From: Boris Zbarsky <bzbarsky@MIT.EDU>
Date: Sat, 25 Sep 2010 04:44:31 -0400
Message-ID: <4C9DB66F.9070901@mit.edu>
To: Anton Prowse <prowse@moonhenge.net>
CC: "www-style@w3.org list" <www-style@w3.org>
On 9/25/10 4:19 AM, Anton Prowse wrote:
> Indeed. (Which happens to be 1/4 of its intrinsic width.)

That's an accident of this testcase, caused by the orange square block 
having a width which is exactly half the intrinsic width of the image.

> Because in the cases where the layout is defined, that's what's required:
>
> HTML4: "Note that lengths expressed as percentages are based on the
> horizontal or vertical space currently available, not on the natural
> size of the image, object, or applet."
>
> CSS21: "The percentage is calculated with respect to the width of the
> generated box's containing block." (No mention of intrinsic width.)

Of course.  Percentages are percentages of the parent, period.  It's 
just that in this case the parent's width depends on the widths of its 
kids.... and in THAT case its with will in general depend on intrinsic 
widths of its kids.  Just take the % width styling out to see that effect.

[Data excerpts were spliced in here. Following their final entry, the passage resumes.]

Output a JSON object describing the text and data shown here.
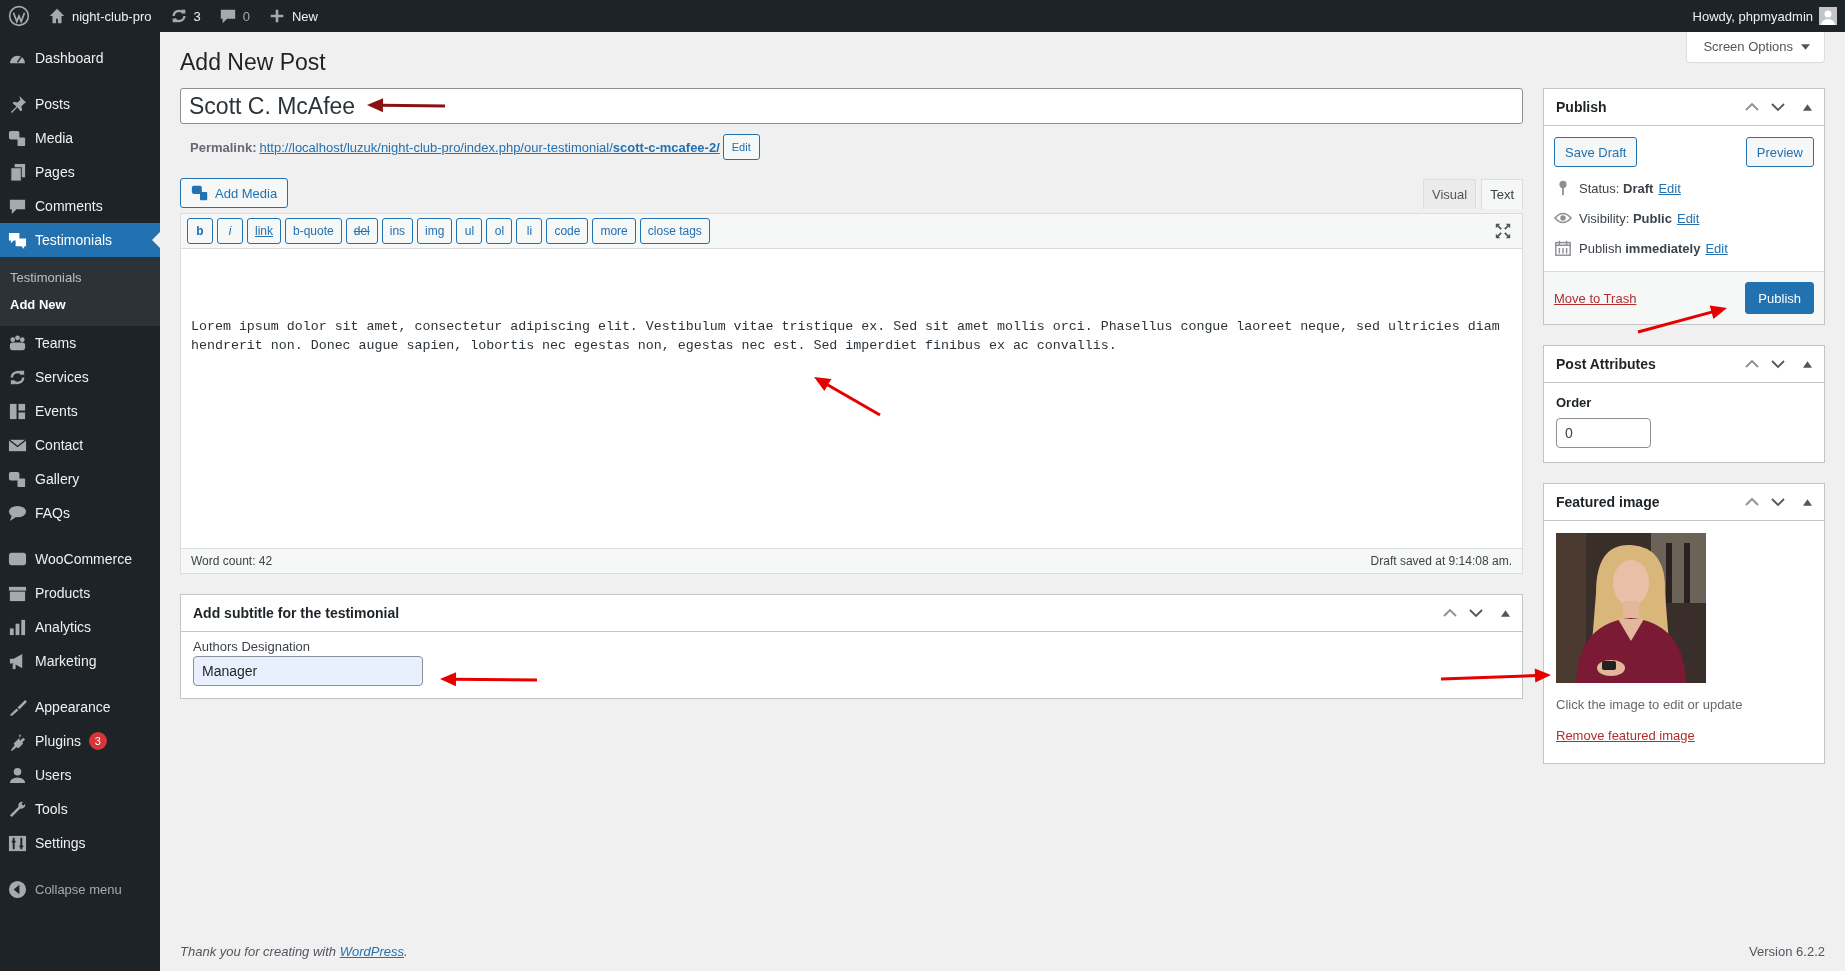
{
  "admin_bar": {
    "site": "night-club-pro",
    "updates": "3",
    "comments": "0",
    "new": "New",
    "greeting": "Howdy, phpmyadmin"
  },
  "menu_groups": [
    [
      {
        "label": "Dashboard",
        "selected": false
      }
    ],
    [
      {
        "label": "Posts",
        "selected": false
      },
      {
        "label": "Media",
        "selected": false
      },
      {
        "label": "Pages",
        "selected": false
      },
      {
        "label": "Comments",
        "selected": false
      },
      {
        "label": "Testimonials",
        "selected": true,
        "submenu": [
          {
            "label": "Testimonials",
            "selected": false
          },
          {
            "label": "Add New",
            "selected": true
          }
        ]
      },
      {
        "label": "Teams",
        "selected": false
      },
      {
        "label": "Services",
        "selected": false
      },
      {
        "label": "Events",
        "selected": false
      },
      {
        "label": "Contact",
        "selected": false
      },
      {
        "label": "Gallery",
        "selected": false
      },
      {
        "label": "FAQs",
        "selected": false
      }
    ],
    [
      {
        "label": "WooCommerce",
        "selected": false
      },
      {
        "label": "Products",
        "selected": false
      },
      {
        "label": "Analytics",
        "selected": false
      },
      {
        "label": "Marketing",
        "selected": false
      }
    ],
    [
      {
        "label": "Appearance",
        "selected": false
      },
      {
        "label": "Plugins",
        "selected": false,
        "badge": "3"
      },
      {
        "label": "Users",
        "selected": false
      },
      {
        "label": "Tools",
        "selected": false
      },
      {
        "label": "Settings",
        "selected": false
      }
    ]
  ],
  "collapse_menu": "Collapse menu",
  "page_title": "Add New Post",
  "screen_options": "Screen Options",
  "post_title": "Scott C. McAfee",
  "permalink": {
    "label": "Permalink:",
    "url": "http://localhost/luzuk/night-club-pro/index.php/our-testimonial/**scott-c-mcafee-2/**",
    "edit": "Edit"
  },
  "add_media": "Add Media",
  "editor_tabs": [
    {
      "label": "Visual",
      "selected": false
    },
    {
      "label": "Text",
      "selected": true
    }
  ],
  "quicktags": [
    {
      "label": "b",
      "kind": "bold"
    },
    {
      "label": "i",
      "kind": "italic"
    },
    {
      "label": "link",
      "kind": "underline"
    },
    {
      "label": "b-quote",
      "kind": "plain"
    },
    {
      "label": "del",
      "kind": "strike"
    },
    {
      "label": "ins",
      "kind": "plain"
    },
    {
      "label": "img",
      "kind": "plain"
    },
    {
      "label": "ul",
      "kind": "plain"
    },
    {
      "label": "ol",
      "kind": "plain"
    },
    {
      "label": "li",
      "kind": "plain"
    },
    {
      "label": "code",
      "kind": "plain"
    },
    {
      "label": "more",
      "kind": "plain"
    },
    {
      "label": "close tags",
      "kind": "plain"
    }
  ],
  "content": "Lorem ipsum dolor sit amet, consectetur adipiscing elit. Vestibulum vitae tristique ex. Sed sit amet mollis orci. Phasellus congue laoreet neque, sed ultricies diam hendrerit non. Donec augue sapien, lobortis nec egestas non, egestas nec est. Sed imperdiet finibus ex ac convallis.",
  "word_count": "Word count: 42",
  "draft_saved": "Draft saved at 9:14:08 am.",
  "subtitle_box": {
    "title": "Add subtitle for the testimonial",
    "label": "Authors Designation",
    "value": "Manager"
  },
  "publish_box": {
    "title": "Publish",
    "save_draft": "Save Draft",
    "preview": "Preview",
    "rows": [
      {
        "text": "Status: **Draft**",
        "link": "Edit"
      },
      {
        "text": "Visibility: **Public**",
        "link": "Edit"
      },
      {
        "text": "Publish **immediately**",
        "link": "Edit"
      }
    ],
    "trash": "Move to Trash",
    "publish": "Publish"
  },
  "attributes_box": {
    "title": "Post Attributes",
    "label": "Order",
    "value": "0"
  },
  "featured_box": {
    "title": "Featured image",
    "hint": "Click the image to edit or update",
    "remove": "Remove featured image"
  },
  "footer": {
    "text": "Thank you for creating with ",
    "link": "WordPress",
    "after": ".",
    "version": "Version 6.2.2"
  }
}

>> The only question is whether the width
>> of the shrink-wrapping container is 96px or 48px. The browsers that make
>> it 96px use the intrinsic width of the image to make that determination.
>
> The intrinsic width of the image is 96px, so there's a pretty good
> argument for keeping the image at its intrinsic width of 96px and then
> making the container 192px wide.

That's not workable once the container has more than one %-width child, 
though.  Though this is similar to what Gecko does for blocks with 
percentage margins and fixed widths that have shrink-to-fit parents....

> UAs which make the image 48px wide and the container 96px wide seem to
> be applying the 50% in two different ways simultaneously: once for the
> width of the image and then again for the width of the container.

Uh... no.  They're simply ignoring the percentage width style completely 
when determining the intrinsic width of the container, then applying it 
when determining the width of the kid.  That's what Gecko does, at least.

For what it's worth, I'm finding it hard to believe that both behaviors 
are equally web-compatible... but maybe websites don't use markup like this.